Johann Gottlieb Fichte war der Großmeister der Ich-Philosophie

Der Großmeister der Ich-Philosophie ist Johann Gottlieb Fichte. Dieser wurde seiner Zeit durch Immanuel Kant berühmt gemacht, der dessen erstes Werk, „Versuch einer Critik aller Offenbarung“ von 1792, geschickt über seinen Verleger anonym publizierte, so dass die damaligen Leser glaubten, es sein ein neues Buch Immanuel Kants. Markus Gabriel fügt hinzu: „Auf diese Weise erlangte Johann Gottlieb Fichte 1794 seine erste Anstellung als Professor in Jena, die er im Rahmen des berühmten Atheismusstreits verlassen musste – wobei Fichte aus vielen Gründen unter anderem ein Dorn im Auge Goethes war, der damals der für die Universität Jena zuständige Minister war.“ Markus Gabriel hat seit 2009 den Lehrstuhl für Erkenntnistheorie und Philosophie der Neuzeit an der Universität Bonn inne und ist dort Direktor des Internationalen Zentrums für Philosophie.
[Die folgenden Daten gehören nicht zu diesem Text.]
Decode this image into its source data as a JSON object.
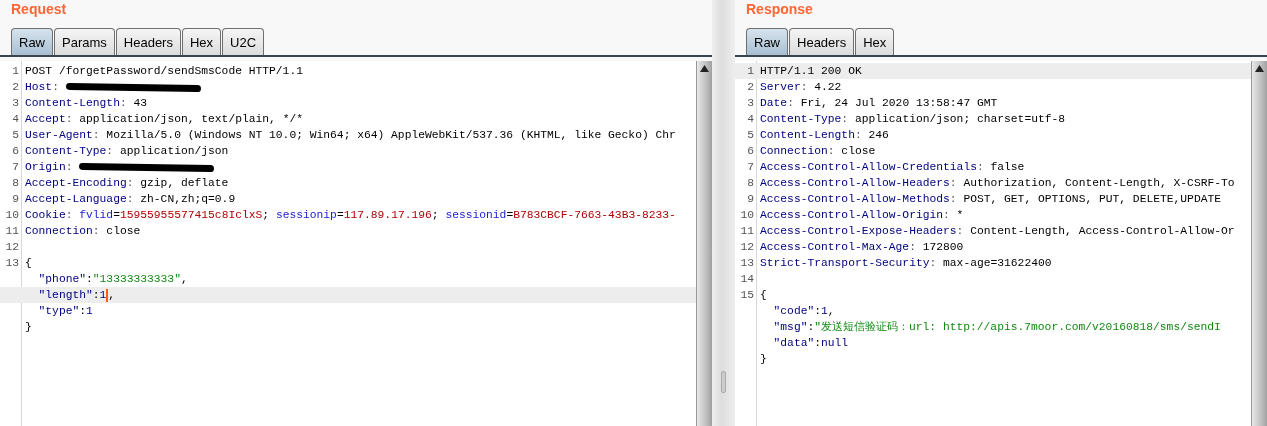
{
  "panes": [
    {
      "title": "Request",
      "tabs": [
        {
          "label": "Raw",
          "selected": true
        },
        {
          "label": "Params",
          "selected": false
        },
        {
          "label": "Headers",
          "selected": false
        },
        {
          "label": "Hex",
          "selected": false
        },
        {
          "label": "U2C",
          "selected": false
        }
      ],
      "lines": [
        {
          "number": "1",
          "highlighted": false,
          "segments": [
            {
              "kind": "text",
              "text": "POST /forgetPassword/sendSmsCode HTTP/1.1"
            }
          ]
        },
        {
          "number": "2",
          "highlighted": false,
          "segments": [
            {
              "kind": "header",
              "text": "Host"
            },
            {
              "kind": "sep",
              "text": ": "
            },
            {
              "kind": "redacted"
            }
          ]
        },
        {
          "number": "3",
          "highlighted": false,
          "segments": [
            {
              "kind": "header",
              "text": "Content-Length"
            },
            {
              "kind": "sep",
              "text": ": "
            },
            {
              "kind": "text",
              "text": "43"
            }
          ]
        },
        {
          "number": "4",
          "highlighted": false,
          "segments": [
            {
              "kind": "header",
              "text": "Accept"
            },
            {
              "kind": "sep",
              "text": ": "
            },
            {
              "kind": "text",
              "text": "application/json, text/plain, */*"
            }
          ]
        },
        {
          "number": "5",
          "highlighted": false,
          "segments": [
            {
              "kind": "header",
              "text": "User-Agent"
            },
            {
              "kind": "sep",
              "text": ": "
            },
            {
              "kind": "text",
              "text": "Mozilla/5.0 (Windows NT 10.0; Win64; x64) AppleWebKit/537.36 (KHTML, like Gecko) Chr"
            }
          ]
        },
        {
          "number": "6",
          "highlighted": false,
          "segments": [
            {
              "kind": "header",
              "text": "Content-Type"
            },
            {
              "kind": "sep",
              "text": ": "
            },
            {
              "kind": "text",
              "text": "application/json"
            }
          ]
        },
        {
          "number": "7",
          "highlighted": false,
          "segments": [
            {
              "kind": "header",
              "text": "Origin"
            },
            {
              "kind": "sep",
              "text": ": "
            },
            {
              "kind": "redacted"
            }
          ]
        },
        {
          "number": "8",
          "highlighted": false,
          "segments": [
            {
              "kind": "header",
              "text": "Accept-Encoding"
            },
            {
              "kind": "sep",
              "text": ": "
            },
            {
              "kind": "text",
              "text": "gzip, deflate"
            }
          ]
        },
        {
          "number": "9",
          "highlighted": false,
          "segments": [
            {
              "kind": "header",
              "text": "Accept-Language"
            },
            {
              "kind": "sep",
              "text": ": "
            },
            {
              "kind": "text",
              "text": "zh-CN,zh;q=0.9"
            }
          ]
        },
        {
          "number": "10",
          "highlighted": false,
          "segments": [
            {
              "kind": "header",
              "text": "Cookie"
            },
            {
              "kind": "sep",
              "text": ": "
            },
            {
              "kind": "param",
              "text": "fvlid"
            },
            {
              "kind": "text",
              "text": "="
            },
            {
              "kind": "pvalue",
              "text": "15955955577415c8IclxS"
            },
            {
              "kind": "text",
              "text": "; "
            },
            {
              "kind": "param",
              "text": "sessionip"
            },
            {
              "kind": "text",
              "text": "="
            },
            {
              "kind": "pvalue",
              "text": "117.89.17.196"
            },
            {
              "kind": "text",
              "text": "; "
            },
            {
              "kind": "param",
              "text": "sessionid"
            },
            {
              "kind": "text",
              "text": "="
            },
            {
              "kind": "pvalue",
              "text": "B783CBCF-7663-43B3-8233-"
            }
          ]
        },
        {
          "number": "11",
          "highlighted": false,
          "segments": [
            {
              "kind": "header",
              "text": "Connection"
            },
            {
              "kind": "sep",
              "text": ": "
            },
            {
              "kind": "text",
              "text": "close"
            }
          ]
        },
        {
          "number": "12",
          "highlighted": false
        },
        {
          "number": "13",
          "highlighted": false,
          "segments": [
            {
              "kind": "text",
              "text": "{"
            }
          ]
        },
        {
          "highlighted": false,
          "indented": true,
          "segments": [
            {
              "kind": "jkey",
              "text": "\"phone\""
            },
            {
              "kind": "text",
              "text": ":"
            },
            {
              "kind": "jstr",
              "text": "\"13333333333\""
            },
            {
              "kind": "text",
              "text": ","
            }
          ]
        },
        {
          "highlighted": true,
          "indented": true,
          "segments": [
            {
              "kind": "jkey",
              "text": "\"length\""
            },
            {
              "kind": "text",
              "text": ":"
            },
            {
              "kind": "jnum",
              "text": "1"
            },
            {
              "kind": "caret"
            },
            {
              "kind": "text",
              "text": ","
            }
          ]
        },
        {
          "highlighted": false,
          "indented": true,
          "segments": [
            {
              "kind": "jkey",
              "text": "\"type\""
            },
            {
              "kind": "text",
              "text": ":"
            },
            {
              "kind": "jnum",
              "text": "1"
            }
          ]
        },
        {
          "highlighted": false,
          "segments": [
            {
              "kind": "text",
              "text": "}"
            }
          ]
        }
      ]
    },
    {
      "title": "Response",
      "tabs": [
        {
          "label": "Raw",
          "selected": true
        },
        {
          "label": "Headers",
          "selected": false
        },
        {
          "label": "Hex",
          "selected": false
        }
      ],
      "lines": [
        {
          "number": "1",
          "highlighted": true,
          "segments": [
            {
              "kind": "text",
              "text": "HTTP/1.1 200 OK"
            }
          ]
        },
        {
          "number": "2",
          "highlighted": false,
          "segments": [
            {
              "kind": "header",
              "text": "Server"
            },
            {
              "kind": "sep",
              "text": ": "
            },
            {
              "kind": "text",
              "text": "4.22"
            }
          ]
        },
        {
          "number": "3",
          "highlighted": false,
          "segments": [
            {
              "kind": "header",
              "text": "Date"
            },
            {
              "kind": "sep",
              "text": ": "
            },
            {
              "kind": "text",
              "text": "Fri, 24 Jul 2020 13:58:47 GMT"
            }
          ]
        },
        {
          "number": "4",
          "highlighted": false,
          "segments": [
            {
              "kind": "header",
              "text": "Content-Type"
            },
            {
              "kind": "sep",
              "text": ": "
            },
            {
              "kind": "text",
              "text": "application/json; charset=utf-8"
            }
          ]
        },
        {
          "number": "5",
          "highlighted": false,
          "segments": [
            {
              "kind": "header",
              "text": "Content-Length"
            },
            {
              "kind": "sep",
              "text": ": "
            },
            {
              "kind": "text",
              "text": "246"
            }
          ]
        },
        {
          "number": "6",
          "highlighted": false,
          "segments": [
            {
              "kind": "header",
              "text": "Connection"
            },
            {
              "kind": "sep",
              "text": ": "
            },
            {
              "kind": "text",
              "text": "close"
            }
          ]
        },
        {
          "number": "7",
          "highlighted": false,
          "segments": [
            {
              "kind": "header",
              "text": "Access-Control-Allow-Credentials"
            },
            {
              "kind": "sep",
              "text": ": "
            },
            {
              "kind": "text",
              "text": "false"
            }
          ]
        },
        {
          "number": "8",
          "highlighted": false,
          "segments": [
            {
              "kind": "header",
              "text": "Access-Control-Allow-Headers"
            },
            {
              "kind": "sep",
              "text": ": "
            },
            {
              "kind": "text",
              "text": "Authorization, Content-Length, X-CSRF-To"
            }
          ]
        },
        {
          "number": "9",
          "highlighted": false,
          "segments": [
            {
              "kind": "header",
              "text": "Access-Control-Allow-Methods"
            },
            {
              "kind": "sep",
              "text": ": "
            },
            {
              "kind": "text",
              "text": "POST, GET, OPTIONS, PUT, DELETE,UPDATE"
            }
          ]
        },
        {
          "number": "10",
          "highlighted": false,
          "segments": [
            {
              "kind": "header",
              "text": "Access-Control-Allow-Origin"
            },
            {
              "kind": "sep",
              "text": ": "
            },
            {
              "kind": "text",
              "text": "*"
            }
          ]
        },
        {
          "number": "11",
          "highlighted": false,
          "segments": [
            {
              "kind": "header",
              "text": "Access-Control-Expose-Headers"
            },
            {
              "kind": "sep",
              "text": ": "
            },
            {
              "kind": "text",
              "text": "Content-Length, Access-Control-Allow-Or"
            }
          ]
        },
        {
          "number": "12",
          "highlighted": false,
          "segments": [
            {
              "kind": "header",
              "text": "Access-Control-Max-Age"
            },
            {
              "kind": "sep",
              "text": ": "
            },
            {
              "kind": "text",
              "text": "172800"
            }
          ]
        },
        {
          "number": "13",
          "highlighted": false,
          "segments": [
            {
              "kind": "header",
              "text": "Strict-Transport-Security"
            },
            {
              "kind": "sep",
              "text": ": "
            },
            {
              "kind": "text",
              "text": "max-age=31622400"
            }
          ]
        },
        {
          "number": "14",
          "highlighted": false
        },
        {
          "number": "15",
          "highlighted": false,
          "segments": [
            {
              "kind": "text",
              "text": "{"
            }
          ]
        },
        {
          "highlighted": false,
          "indented": true,
          "segments": [
            {
              "kind": "jkey",
              "text": "\"code\""
            },
            {
              "kind": "text",
              "text": ":"
            },
            {
              "kind": "jnum",
              "text": "1"
            },
            {
              "kind": "text",
              "text": ","
            }
          ]
        },
        {
          "highlighted": false,
          "indented": true,
          "segments": [
            {
              "kind": "jkey",
              "text": "\"msg\""
            },
            {
              "kind": "text",
              "text": ":"
            },
            {
              "kind": "jstr",
              "text": "\"发送短信验证码：url: http://apis.7moor.com/v20160818/sms/sendI"
            }
          ]
        },
        {
          "highlighted": false,
          "indented": true,
          "segments": [
            {
              "kind": "jkey",
              "text": "\"data\""
            },
            {
              "kind": "text",
              "text": ":"
            },
            {
              "kind": "jnum",
              "text": "null"
            }
          ]
        },
        {
          "highlighted": false,
          "segments": [
            {
              "kind": "text",
              "text": "}"
            }
          ]
        }
      ]
    }
  ]
}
Das Ich ist ein kleiner Gott auf Erden

Johann Wolfgang von Goethe hielt nicht viel von der Vorstellung, das Ich sein ein kleiner Gott auf Erden, da er vielmehr der Meinung war, Göttliches ließe sich eher in der Natur als im Menschen finden. Schon der Titel seines Erstlingswerks lässt Markus Gabriel darauf schließen, dass Johann Gottlieb Fichte sich wohl nicht ganz ahnungslos in die Nähe des Atheismus begibt. Der Philosoph war zeit seines Lebens sozial und politisch aktiv. Er ist ein typisches Genie aus armen Schichten des 18. Jahrhunderts, das durch die Gnade eines Gutsherrn erkannt und gefördert wurde.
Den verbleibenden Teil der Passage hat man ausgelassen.